The radio promotion veterans and others who attended Wednesday’s premiere treated it as if they’d discovered a hit single. Record label employees and aspiring rockers sipped champagne on a red carpet outside the small Century City Playhouse housing the performance. One person approached the show’s creator, radio veteran Gerry Cagle, and announced, “I want to invest!” Even the program reads like one of the trade publications Cagle runs for Clear Channel Communications, with ads from the major labels congratulating the auteur and promoting their latest projects (RCA’s Elvis compilation hits stores in September!).
“Music Biz” tells the story of various industry players struggling to obtain an audience with the newly seated president of fictional Legend Records. Each suitor who comes calling--an artist manager, a radio station programmer, a charity fund-raiser, a would-be rock star--falls prey to the whims of the new president and accompanying executive assistant. Wednesday’s audience chuckled as if they were watching themselves in a fun-house mirror.
Cagle’s publicist is promising cameo appearances at future performances by impresario David Geffen and artist management powerhouse Irving Azoff.

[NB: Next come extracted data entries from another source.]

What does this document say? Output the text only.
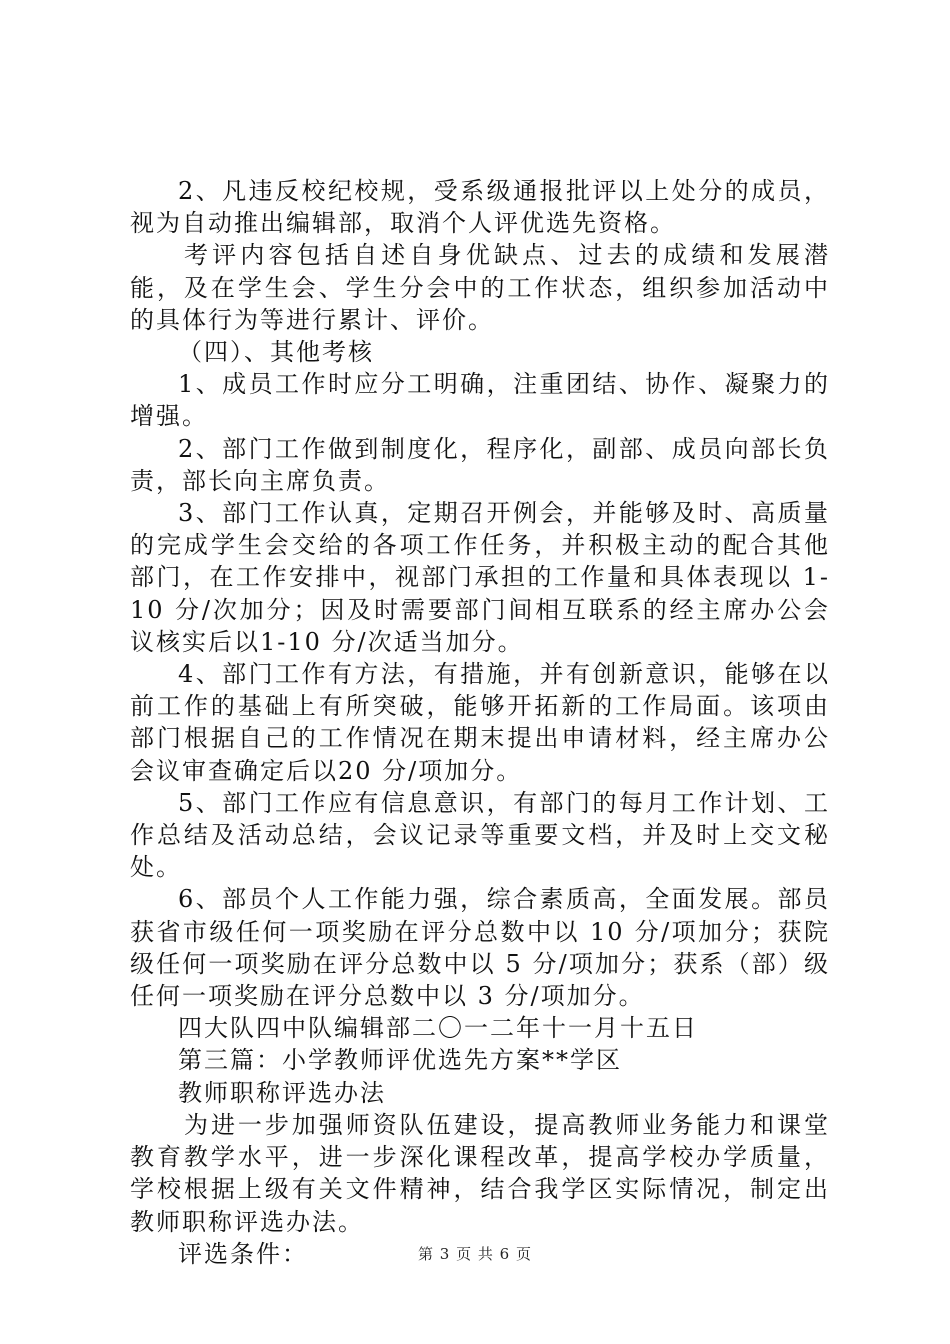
2、凡违反校纪校规，受系级通报批评以上处分的成员，视为自动推出编辑部，取消个人评优选先资格。

考评内容包括自述自身优缺点、过去的成绩和发展潜能，及在学生会、学生分会中的工作状态，组织参加活动中的具体行为等进行累计、评价。

（四）、其他考核

1、成员工作时应分工明确，注重团结、协作、凝聚力的增强。

2、部门工作做到制度化，程序化，副部、成员向部长负责，部长向主席负责。

3、部门工作认真，定期召开例会，并能够及时、高质量的完成学生会交给的各项工作任务，并积极主动的配合其他部门，在工作安排中，视部门承担的工作量和具体表现以 1-10 分/次加分；因及时需要部门间相互联系的经主席办公会议核实后以1-10 分/次适当加分。

4、部门工作有方法，有措施，并有创新意识，能够在以前工作的基础上有所突破，能够开拓新的工作局面。该项由部门根据自己的工作情况在期末提出申请材料，经主席办公会议审查确定后以20 分/项加分。

5、部门工作应有信息意识，有部门的每月工作计划、工作总结及活动总结，会议记录等重要文档，并及时上交文秘处。

6、部员个人工作能力强，综合素质高，全面发展。部员获省市级任何一项奖励在评分总数中以 10 分/项加分；获院级任何一项奖励在评分总数中以 5 分/项加分；获系（部）级任何一项奖励在评分总数中以 3 分/项加分。

四大队四中队编辑部二〇一二年十一月十五日

第三篇：小学教师评优选先方案**学区

教师职称评选办法

为进一步加强师资队伍建设，提高教师业务能力和课堂教育教学水平，进一步深化课程改革，提高学校办学质量，学校根据上级有关文件精神，结合我学区实际情况，制定出教师职称评选办法。

评选条件：	第 3 页 共 6 页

Neither showed up Wednesday, but veteran radio promotion executive Burt Baumgartner did, drawing applause as he casually crossed the stage, dropped a roll of cash into an aspiring musician’s guitar case and strolled past the handlers to see the boss.
Cagle co-wrote the play with Shannah Miller, a radio promotion executive at Arista Records, and independent filmmaker Rick Rose.
Like all aspiring playwrights, Cagle says he hopes to take his work to New York.
In this business, everybody has a dream.